Amazon To Stop Selling Apple TV And Chromecast

Bloomberg:

Amazon.com Inc. is flexing its e-commerce muscles to gain an edge on competitors in the video-streaming market by ending the sale of devices from Google Inc. and Apple Inc. that aren’t easily compatible with Amazon’s video service.

The Seattle-based Web retailer sent an e-mail to its marketplace sellers that it will stop selling Apple TV and Google’s Chromecast. No new listings for the products will be allowed and posting of existing inventory will be removed Oct. 29, Amazon said.
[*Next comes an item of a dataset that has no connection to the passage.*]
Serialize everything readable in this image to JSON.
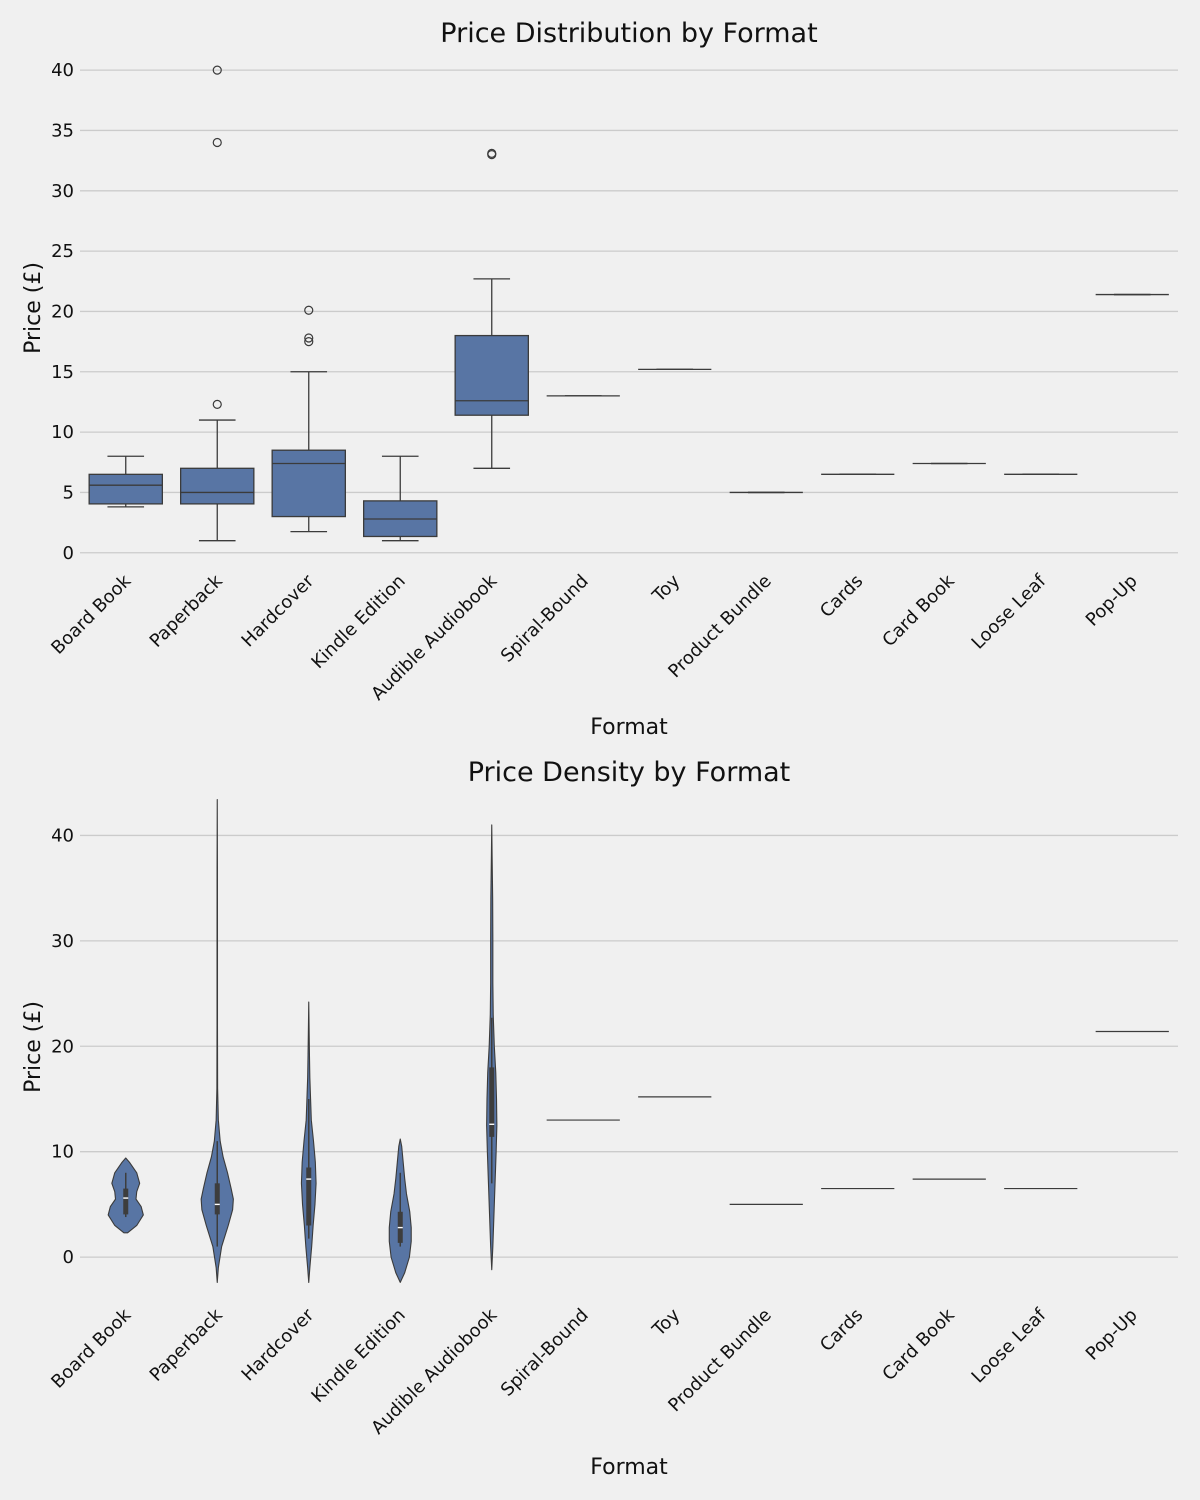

Amazon’s streaming service, called Prime Video, doesn’t run easily on its rival’s hardware.

Amazon has monopolistic power over this because set-top boxes aren’t a primary component of Amazon’s sales; it can turn away buyers of Apple TV and Chromecast without materially affecting its overall business sales numbers.
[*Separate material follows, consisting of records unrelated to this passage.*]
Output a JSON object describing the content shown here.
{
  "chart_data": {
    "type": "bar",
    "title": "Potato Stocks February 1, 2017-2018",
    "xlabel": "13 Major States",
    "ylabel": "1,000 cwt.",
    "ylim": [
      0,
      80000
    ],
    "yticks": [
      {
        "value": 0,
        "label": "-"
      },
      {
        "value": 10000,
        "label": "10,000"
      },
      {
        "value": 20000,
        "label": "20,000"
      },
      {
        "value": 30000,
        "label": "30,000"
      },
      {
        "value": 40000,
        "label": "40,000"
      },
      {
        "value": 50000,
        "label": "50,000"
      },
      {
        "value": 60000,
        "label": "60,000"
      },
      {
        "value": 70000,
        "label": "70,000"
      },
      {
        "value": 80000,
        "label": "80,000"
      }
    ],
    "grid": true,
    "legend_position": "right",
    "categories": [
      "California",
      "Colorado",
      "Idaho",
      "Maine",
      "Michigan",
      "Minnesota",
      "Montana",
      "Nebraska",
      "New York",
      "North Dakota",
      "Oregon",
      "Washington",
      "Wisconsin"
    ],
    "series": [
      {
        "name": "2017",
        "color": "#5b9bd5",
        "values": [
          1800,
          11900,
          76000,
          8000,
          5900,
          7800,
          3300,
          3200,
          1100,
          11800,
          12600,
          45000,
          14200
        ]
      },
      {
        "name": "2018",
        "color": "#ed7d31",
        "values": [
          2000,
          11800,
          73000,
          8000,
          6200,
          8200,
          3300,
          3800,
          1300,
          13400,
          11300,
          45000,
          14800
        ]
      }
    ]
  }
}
It’s perfectly logical for Amazon to only feature TV products that work with its services. This policy is clear-cut for the current-gen Apple TV — no Prime support, no sales. However, this reasoning does not really apply to the Chromecast. The Chromecast SDK is offered to anyone to implement and arguably is ‘easily compatible’ with Amazon Prime Video if Amazon developed the integration. This nuance doesn’t seem to have been addressed in the announcement email.

It’s also not clear whether this policy applies to the new Apple TV, where Amazon could make an app and get its content on the box. On this front, I suppose we’ll find out in October when the product launches.